Des architectes en herbe pour éloigner le fantôme des toilettes.

Au revoir la Dame en blanc !

L’école Sainte-Thérèse a changé toute l’organisation de ses toilettes pour permettre à ses élèves de se sentir plus à l’aise. Ceux-ci ont contribué à la mise en place des nouvelles installations. Entre les dessins décoratifs et les plans architecturaux, il y avait de quoi faire !

Du malaise au bien-être

Cela fait aujourd’hui plusieurs mois que l’école Sainte-Thérèse de Ans a inauguré ses nouvelles toilettes. Quelques mois que l’angoisse, la peur et le dégoût ont disparu. Quelques mois pendant lesquels la Dame en blanc ne s’est plus manifestée. La Dame en blanc ? C’était cette femme qui apparaissait dans les toilettes lorsque la lumière s’éteignait. Elle effrayait les enfants et les empêchait de faire leurs besoins… «Beaucoup se retenaient pour ne pas aller à la toilette», nous avoue Zoé, sourire en coin. Assise en face d’elle, son institutrice me jette une œillade, un regard amusé et complice. Nous savons tous deux que cette Dame en blanc n’existe que dans la bouche des enfants. Des petits plaisantins s’amusaient effectivement à raconter l’histoire de ce fantôme qui apparaissait lorsqu’on éteignait la seule lumière des toilettes, plongeant ainsi les élèves effrayés dans l’obscurité la plus totale.

Il faut dire aussi que le lieu en question était propice aux fabulations angoissantes. Situé dans la cour de récréation, le local toilettes ne présentait auparavant aucune fenêtre. Le sol, lui, accusait le coup des années et ne présentait aucune possibilité d’évacuation des eaux usagées pour faciliter le travail du personnel d’entretien.

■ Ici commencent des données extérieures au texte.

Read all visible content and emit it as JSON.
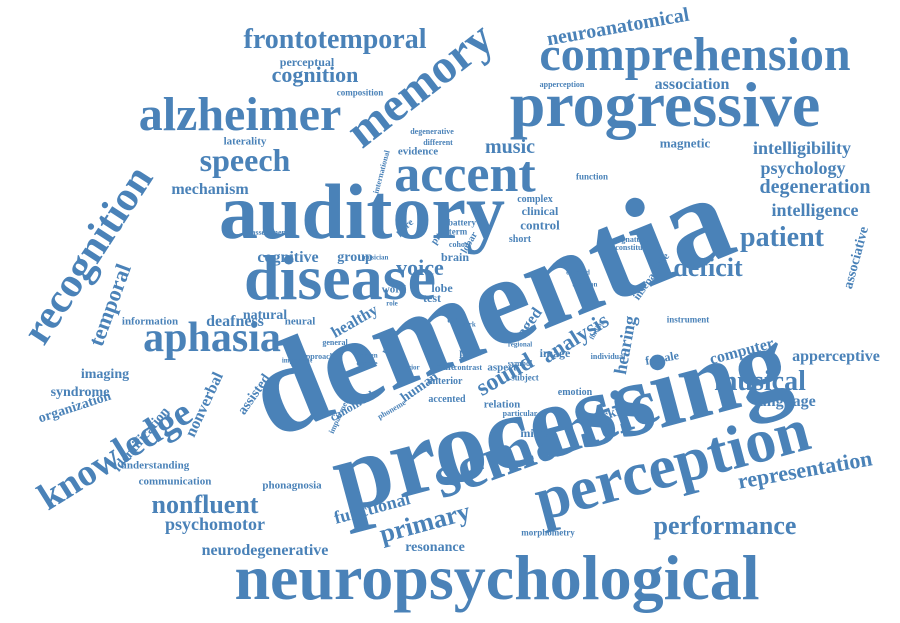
{
  "word_color": "#4a82b8",
  "words": [
    {
      "text": "neuropsychological"
    },
    {
      "text": "dementia"
    },
    {
      "text": "processing"
    },
    {
      "text": "progressive"
    },
    {
      "text": "auditory"
    },
    {
      "text": "semantic"
    },
    {
      "text": "perception"
    },
    {
      "text": "disease"
    },
    {
      "text": "comprehension"
    },
    {
      "text": "alzheimer"
    },
    {
      "text": "accent"
    },
    {
      "text": "memory"
    },
    {
      "text": "recognition"
    },
    {
      "text": "aphasia"
    },
    {
      "text": "knowledge"
    },
    {
      "text": "speech"
    },
    {
      "text": "frontotemporal"
    },
    {
      "text": "musical"
    },
    {
      "text": "patient"
    },
    {
      "text": "performance"
    },
    {
      "text": "primary"
    },
    {
      "text": "nonfluent"
    },
    {
      "text": "cognition"
    },
    {
      "text": "representation"
    },
    {
      "text": "deficit"
    },
    {
      "text": "sound"
    },
    {
      "text": "analysis"
    },
    {
      "text": "voice"
    },
    {
      "text": "temporal"
    },
    {
      "text": "neuroanatomical"
    },
    {
      "text": "degeneration"
    },
    {
      "text": "intelligibility"
    },
    {
      "text": "intelligence"
    },
    {
      "text": "psychology"
    },
    {
      "text": "association"
    },
    {
      "text": "mechanism"
    },
    {
      "text": "cognitive"
    },
    {
      "text": "group"
    },
    {
      "text": "music"
    },
    {
      "text": "functional"
    },
    {
      "text": "psychomotor"
    },
    {
      "text": "neurodegenerative"
    },
    {
      "text": "resonance"
    },
    {
      "text": "computer"
    },
    {
      "text": "apperceptive"
    },
    {
      "text": "language"
    },
    {
      "text": "associative"
    },
    {
      "text": "deafness"
    },
    {
      "text": "hearing"
    },
    {
      "text": "healthy"
    },
    {
      "text": "imaging"
    },
    {
      "text": "syndrome"
    },
    {
      "text": "organization"
    },
    {
      "text": "nonverbal"
    },
    {
      "text": "identification"
    },
    {
      "text": "assisted"
    },
    {
      "text": "aged"
    },
    {
      "text": "magnetic"
    },
    {
      "text": "perceptual"
    },
    {
      "text": "composition"
    },
    {
      "text": "laterality"
    },
    {
      "text": "evidence"
    },
    {
      "text": "control"
    },
    {
      "text": "clinical"
    },
    {
      "text": "natural"
    },
    {
      "text": "information"
    },
    {
      "text": "neural"
    },
    {
      "text": "working"
    },
    {
      "text": "female"
    },
    {
      "text": "image"
    },
    {
      "text": "test"
    },
    {
      "text": "word"
    },
    {
      "text": "lobe"
    },
    {
      "text": "brain"
    },
    {
      "text": "human"
    },
    {
      "text": "pnfa"
    },
    {
      "text": "middle"
    },
    {
      "text": "relation"
    },
    {
      "text": "canonical"
    },
    {
      "text": "communication"
    },
    {
      "text": "understanding"
    },
    {
      "text": "phonagnosia"
    },
    {
      "text": "morphometry"
    },
    {
      "text": "function"
    },
    {
      "text": "complex"
    },
    {
      "text": "short"
    },
    {
      "text": "accented"
    },
    {
      "text": "anterior"
    },
    {
      "text": "aspect"
    },
    {
      "text": "male"
    },
    {
      "text": "emotion"
    },
    {
      "text": "instrument"
    },
    {
      "text": "apperception"
    },
    {
      "text": "different"
    },
    {
      "text": "degenerative"
    },
    {
      "text": "international"
    },
    {
      "text": "pure"
    },
    {
      "text": "pitch"
    },
    {
      "text": "lobar"
    },
    {
      "text": "battery"
    },
    {
      "text": "term"
    },
    {
      "text": "cohort"
    },
    {
      "text": "assessment"
    },
    {
      "text": "task"
    },
    {
      "text": "general"
    },
    {
      "text": "approach"
    },
    {
      "text": "important"
    },
    {
      "text": "impairment"
    },
    {
      "text": "phoneme"
    },
    {
      "text": "particular"
    },
    {
      "text": "symbol"
    },
    {
      "text": "subject"
    },
    {
      "text": "individual"
    },
    {
      "text": "contrast"
    },
    {
      "text": "signature"
    },
    {
      "text": "constitute"
    },
    {
      "text": "inseparable"
    },
    {
      "text": "detailed"
    },
    {
      "text": "addition"
    },
    {
      "text": "finding"
    },
    {
      "text": "regional"
    },
    {
      "text": "musician"
    },
    {
      "text": "profile"
    },
    {
      "text": "foreign"
    },
    {
      "text": "change"
    },
    {
      "text": "superior"
    },
    {
      "text": "role"
    },
    {
      "text": "work"
    }
  ]
}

Seul un radiateur attirait encore quelques élèves les jours de grand froid, ce qui provoquait un phénomène d’encombrement dans les toilettes. Bref, un changement était indispensable…

Des architectes en herbe

ToilettesAujourd’hui, les élèves sont fiers de leurs toilettes. Avec les professeurs et la direction, ils ont en effet longuement réfléchi à la manière de les améliorer. Et c’est avant tout en tant qu’architectes en herbe qu’ils sont intervenus. «Avant que l’architecte ne dessine les plans, nous avons nous-mêmes imaginé à quoi ressembleraient nos toilettes idéales», s’exalte Anissa. Chaque classe a, en effet, remis les meilleures idées d’organisation à l’architecte qui en a tenu compte dans la mesure du possible. «Évidemment, on n’a pas demandé des choses infaisables», explique Zoé. «Par exemple, on sait qu’y mettre des tablettes, c’est impossible même si cela aurait été très chouette». Les dames d’entretien quant à elles sont ravies ! La présence de rigoles permet aujourd’hui un nettoyage plus facile des sanitaires. «Ces idées, nous les devons également à l’ouvrier de l’école, Mr Scolas, qui a réfléchi à toute la mise en œuvre pratique. En guise de remerciement, l’école a d’ailleurs baptisé les toilettes en son nom : les Scolatrines.

Un cadre agréable

De l’extérieur comme de l’intérieur, les nouvelles toilettes proposent un environnement moderne et chaleureux auquel se rajoute une organisation à toute épreuve. Derrière un bardage en bois se succèdent 6 portes de couleurs différentes. Chaque porte a été personnalisée par une classe, à l’aide de dessins ou photos. «Les cinquièmes se sont par exemple photographiés en mimant leur tête pendant une grosse commission» explique Zoé.

Et si l’école a opté pour une toilette par classe, c’est pour que l’enseignant(e) puisse directement interpeller sa classe en cas de problème. Une manière de responsabiliser les élèves pour le maintien de la propreté dans leur toilette.